With adequate monitoring in place, you are ready to make refinements to the area in which you have the most control. First mile tuning can go a long way toward improving final mile performance. Make sure your systems have adequate resources and they are tuned specifically for delivering Web content. (O'Reilly's Web Performance Tuning is a great place to start.) Compress all the content you can because the smaller it is, the faster it travels over the wire. You can decrease load and improve performance by setting explicit caching directives. (See my article in Sys Admin, March 2005,: http://www.samag.com/documents/s=9559/sam0503b/.) It requires less time to pull an element from a local cache than it does to pull it off a server half a world away.

As you hone your first mile configuration, check it against your monitoring data. If performance measurements meet expectations for your customer base, then you may not require further refinement. Unfortunately, many administrators provide content to a global audience. Unless your site is very lean, chances are that customers are still above the desired threshold.

In most cases, distance is a primary culprit in the conspiracy to slow down the Web. Performance could be greatly enhanced if we simply moved customers closer to the Web site, but it's more realistic to move content closer to them. Serving European content in Europe and Asian content in Asia creates logistical problems -- it requires multiple content replications and it necessitates redundant hardware and data center expenses. If your primary site was expensive, how much will it cost to bring up another two? For this reason, it is often better to rely on geographically distributed caching proxies or accelerator services such as Netli or Akamai.

The world is getting flatter, but it doesn't have to be slow. The tips in this article will help you deliver content quickly to all your customers, not just the ones next to your data center.

References

Friedman, Thomas. 2005. The World Is Flat. New York: Farrar, Straus and Giroux.
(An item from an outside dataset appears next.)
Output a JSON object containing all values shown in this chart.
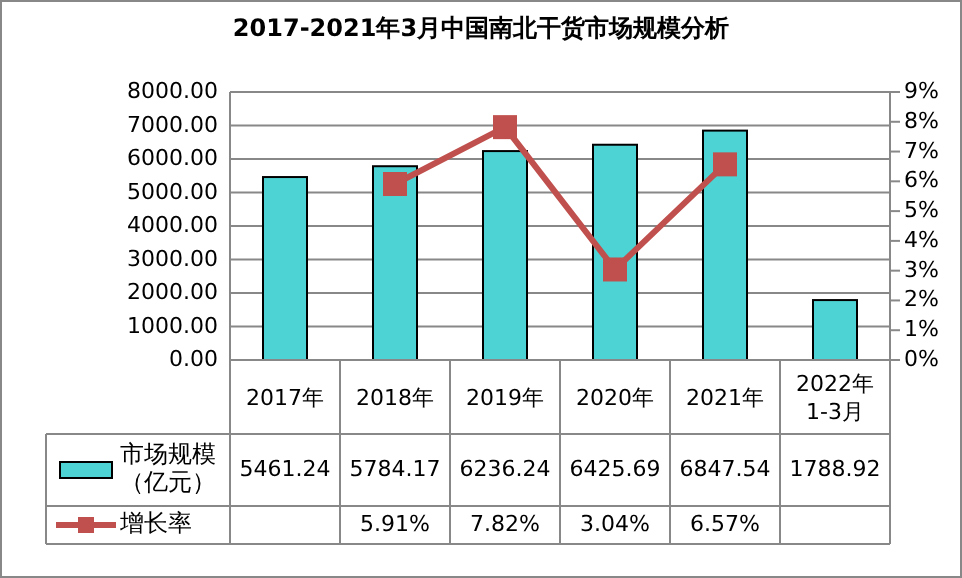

Fulmer, Jeffrey. 2005. "Save Bandwidth and Increase Performance with Cache-Control Response". Sys Admin 14(3): 13-15. http://www.samag.com/documents/s=9559/sam0503b/

Killelea, Patrick. 2002. Web Performance Tuning, 2nd. Ed. Sebastopol, CA: O'Reilly & Associates.

PowerDNS Web site -- http://www.powerdns.com/

Jeffrey Fulmer has administered enterprise computer systems professionally since 1995. He is an open source software developer and the primary author of siege. He currently resides in Pennsylvania with his wife and English bulldog.